28 września 2006

Planowanie studenta poććiwego ^^

Mgła, deszcz, katar, ból gardła, pakowanie napoczęte, pudła piętrzące się w pokoju. Znów trzeba się wywieźć i poddać przymusowemu odchudzaniu:). Ale w głowie masa planów, lista rzeczy do zrobienia, miejsc do odwiedzenia, osób do przegadania (obgadania xD:).

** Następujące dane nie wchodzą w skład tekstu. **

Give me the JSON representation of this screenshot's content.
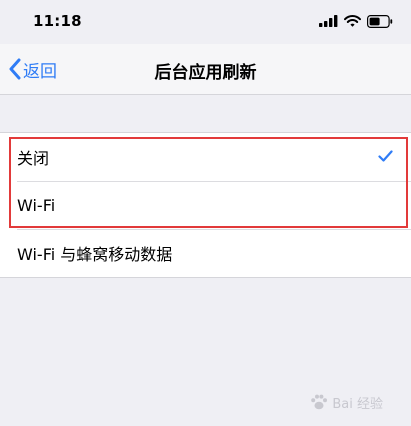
{
  "status_bar": {
    "time": "11:18"
  },
  "nav": {
    "back_label": "返回",
    "title": "后台应用刷新"
  },
  "options": [
    {
      "label": "关闭",
      "selected": true
    },
    {
      "label": "Wi-Fi",
      "selected": false
    },
    {
      "label": "Wi-Fi 与蜂窝移动数据",
      "selected": false
    }
  ],
  "watermark": {
    "text": "Bai 经验"
  },
  "colors": {
    "accent": "#2f7cf6",
    "highlight": "#e23a3a",
    "background": "#efeff4"
  },
  "icons": [
    "signal-icon",
    "wifi-icon",
    "battery-icon",
    "chevron-left-icon",
    "checkmark-icon",
    "paw-icon"
  ]
}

Plan zajęć pierwszego roku SUM jest całkiem ciekawy, opcje i monografy już upatrzyłam, seminaria - inspirujące, ale chyba pójdę po najmniejszej linii oporu - do metodyków. Najbardziej zirytowały mnie wykłady z pedagogiki i psychologii - już siebie na nich widzę, ooo, już tam jestem, z pewnością. O ile uda mi się przebrnąć przez zapisy po mojej myśli - plan jest całkiem, całkiem. Poniedziałek, wtorek - zawaliłam najwięcej, każdego dnia wstawanie zafundowałam sobie o szóstej. Oby się tylko zapisać. I naprzód. Stresorami są najbliższe dni, będą to dni pełne zamieszania, kolejek, przepychania się i walki o byt w postaci korzystnego pokoju
w akademiku i dogodnego w nim miejsca, podłączenie się do sieci, zapisania się na zajęcia, potem na seminaria, zameldowania i inne biurokratyczne potwory.

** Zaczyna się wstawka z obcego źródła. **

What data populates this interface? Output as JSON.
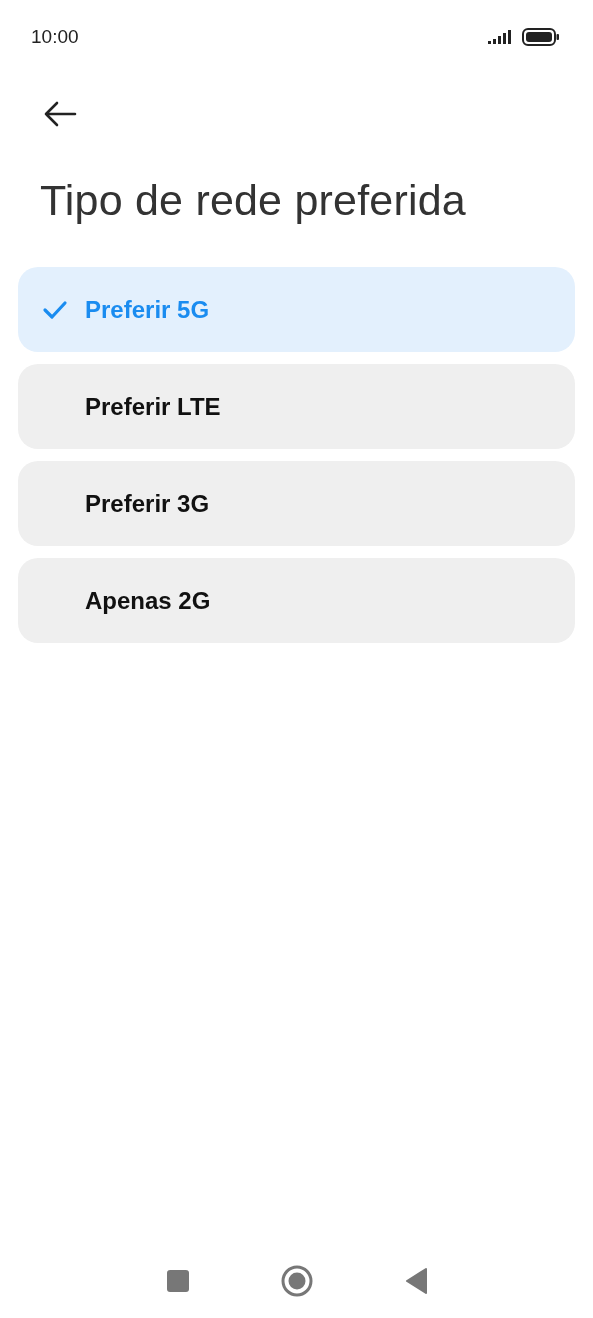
{
  "status_bar": {
    "time": "10:00"
  },
  "title": "Tipo de rede preferida",
  "options": [
    {
      "label": "Preferir 5G",
      "selected": true
    },
    {
      "label": "Preferir LTE",
      "selected": false
    },
    {
      "label": "Preferir 3G",
      "selected": false
    },
    {
      "label": "Apenas 2G",
      "selected": false
    }
  ]
}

Teraz utknęłam daleko w tyle, ale ruszę z miejsca i dotrę gdzie trzeba. Z nutką na sercu. Się postaram...!

23 września 2006

smęcik

Hmmm... No cóż, jesień już oficjalnie. Właściwie wlazłam tu tylko, żeby dodać pewien ważny link... Poza tym mam nastrój tak smęciarski, że lepiej będzie, jak nie napiszę zbyt wiele, choć pewnie byłoby mi lżej. Ponieważ na jesień bardzo wyczulone jest moje gardło, mój śpiew przypomina teraz męczenie kota. Z gitarą jestem daleko w lesie, wizja koncertowania mnie śmieszy.
Do cholery... Ludzie potrafią być tak bardzo święci, piękni i wzniośli, że nie sposób już potem zobaczyć, ani usłyszeć niczego obok, poza swoim patetycznym niebem. Dobrze jest wysoko latać i więcej widzieć, ale gdy sie odleci za wysoko.... Nie lubię tych ich głosów z wyżyn, ich słów o statusie pustych frazesów, ich lotów na. . . nieuzasadnionych skrzydłach z wiatrem emocji. Wzniosłość bywa pusta i nadęta.

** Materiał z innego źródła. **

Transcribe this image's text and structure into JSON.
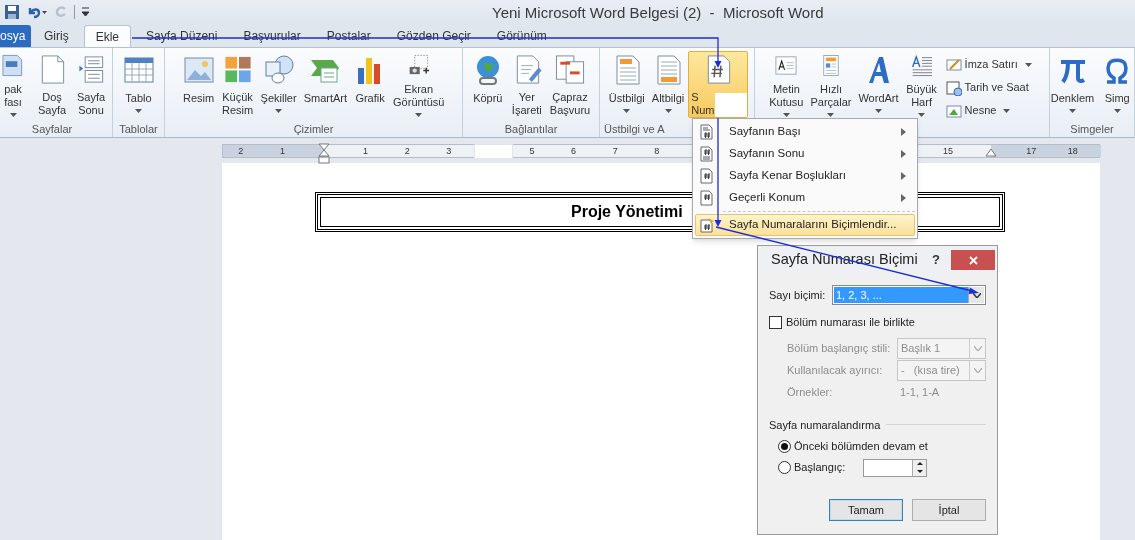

...By z klęsk, rozczarowań, żalów obmyć myśli
otrząsnąć ze zwycięstw i z krzywd je oczyścić...

..............

22 września 2006

Przyszedł już czas wielkiego powrotu... ^_^

sekretariat zeszturmowany po niemalże trzech godzinach stania pod nim, czyli na studia jestem wpisana:) Janek twierdzi, że absurdy kolejkowe pod cudnym pokojem 43 na Gołębiej 16 mają na celu przygotowanie przyszłych nauczycieli do absurdów wpisanych w ich zawód. Takie programowe treningi wytrzymałości psychicznej. Ach, co to będzie przy zapisach - rozmarzaliśmy się. Zapewne odbędą się w najmniejszej sali budynku i upchną tam wszystkie specjalności. A może znów w tym cudownym przedsionku 3 na 3 zmieści się 40 osób...? Oto pokolenie polonistów UJ. Pokolenie bezkolejkowe:) Przeżycie pokoleniowe - zapisy na zajęcia:) [Nas nauczono - nie ma litości; nas nauczono - nie ma kolejek - wersja Janka:)] Zapisy mogą się skończyć zmiażdżeniem żeber. Tym razem bierzemy z Dominiką glany [Uczmy się deptać innych]. Jak to nie pomoże, to scenariusz jest taki: mdleję, a osoby obok mnie stojące wnoszą mnie do magicznej sali zapisów - i jesteśmy:)) [kto chce mnie wnosić? :-))] No bo czy opłaca się przychodzić pod wydział z karimatą o trzeciej w nocy i zajmować kolejkę?? To nie jest przesadzone. To jest rzeczywistość.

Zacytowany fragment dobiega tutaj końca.